USAF and Royal Air Force airmen prepare to load a US Army vehicle into an RAF A-400M as part of Air Mobility Command's Mobility Guardian exercise Aug. 5, 2017, at Moses Lake International Airport in Washington state. Air Force Magazine photo by Brian Everstine.

MOSES LAKE, Wash.—For Air Mobility Command’s biggest exercise, Washington state’s Columbia Basin is an austere setting and the focal point of inserting airpower.

And the airmen of the 621st Contingency Response Wing are currently holding the airfield and moving aircraft, just like they would if they were in Syria or Iraq.

“In this environment here at Moses Lake, it is probably as close to Iraq as I can imagine,” said Col. Justin Niederer, the commander of the 821st Contingency Response Group, from Travis AFB, Calif. “The temperatures, the dust, … the coalition members on the ground here, and the flying aircraft. This is not very different from how we conduct operations.”

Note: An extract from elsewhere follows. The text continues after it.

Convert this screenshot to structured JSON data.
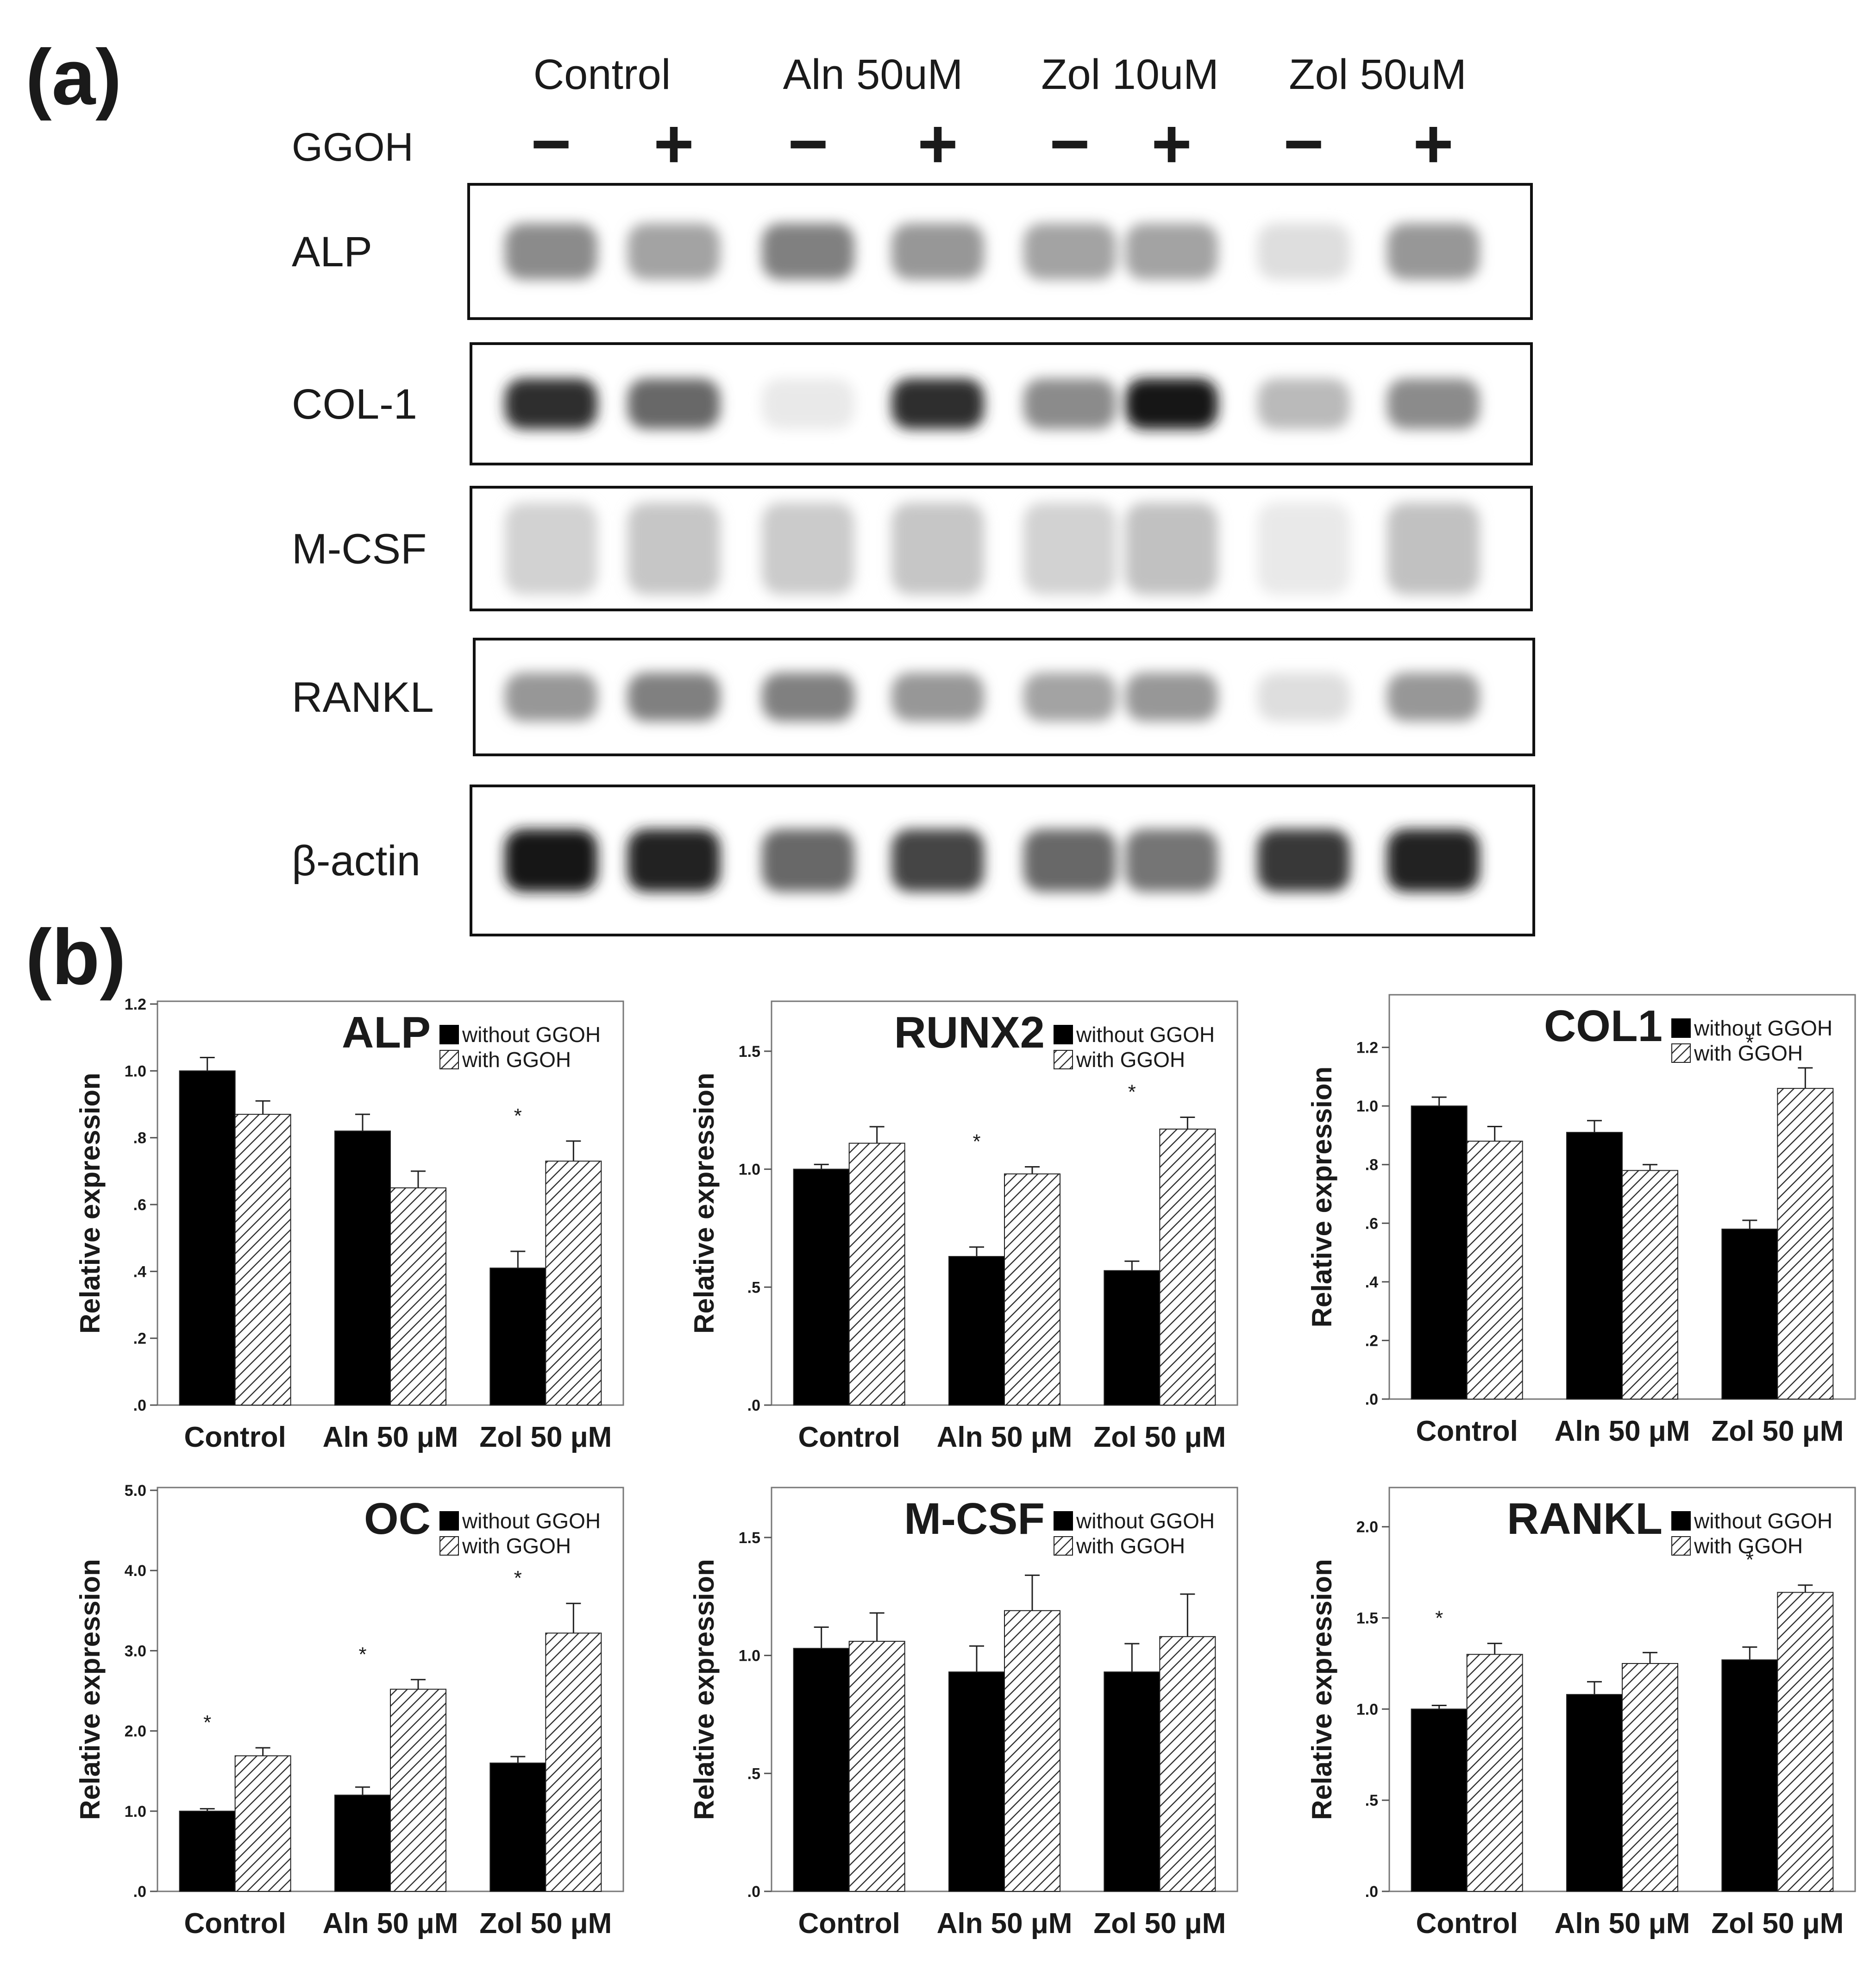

When the exercise kicked off last week, dozens of paratroopers from the Army’s 82nd Airborne Division jumped from C-130s and seized the austere airfield, actually a small commercial airport for the city of about 20,000 people nestled in the Columbia Basin in the middle of the state. After the airfield was “seized,” a small group of contingency response airmen flowed in to assess the airfield for operations, and then the rest came in to begin flight operations.

On Saturday when Air Force Magazine visited, four aircraft lined the flightline—two USAF C-17s, a Royal Australian Air Force C-17, and a Royal Air Force A-400M, which made its debut in a large-scale exercise at Mobility Guardian. Lines of US Army Strykers and Humvees waited to be loaded, along with soldiers, while the USAF contingent kept the flow going.

Mobility Guardian is Air Mobility Command’s largest-ever exercise, designed to work every aspect of the command’s mission. Members of the contingency response group worked with exercise planners, and used after-action reports from combat operations in Iraq and Syria, to make it as realistic as possible.

“Our airmen are getting access to and experience in a joint operation to a level they couldn’t get in any exercise we could build ourselves,” Niederer said.

Within the past couple years, airmen set up and ran operations at Qayyarah West airfield in Iraq, which was integral in retaking Mosul from ISIS. In Syria, airmen set up an airfield in Kobani for advances toward Raqqa.

Before the exercise, Niederer asked his airmen who had deployed and who had not, and the responses were about evenly split. This exercise puts those airmen on an even level to work together and learn from each other, he said.

Typically in a deployed scenario, an eight-man contingency response team will be the first in after a seizure group, such as the Army’s 82nd or Army Rangers, take the airfield. After giving the green light, about 130 airmen from across 23 different Air Force Specialty Codes get the airstrip running for operations. Every airmen does their job, but is also tasked with security to help the roughly 26 dedicated Security Forces airmen in case they are under attack.

It is a highly disciplined group that has been fighting as intended during Operation Inherent Resolve and is right-sized to work with special operations troops and other small kinetic groups to get airpower closer to where it is needed, Niederer said.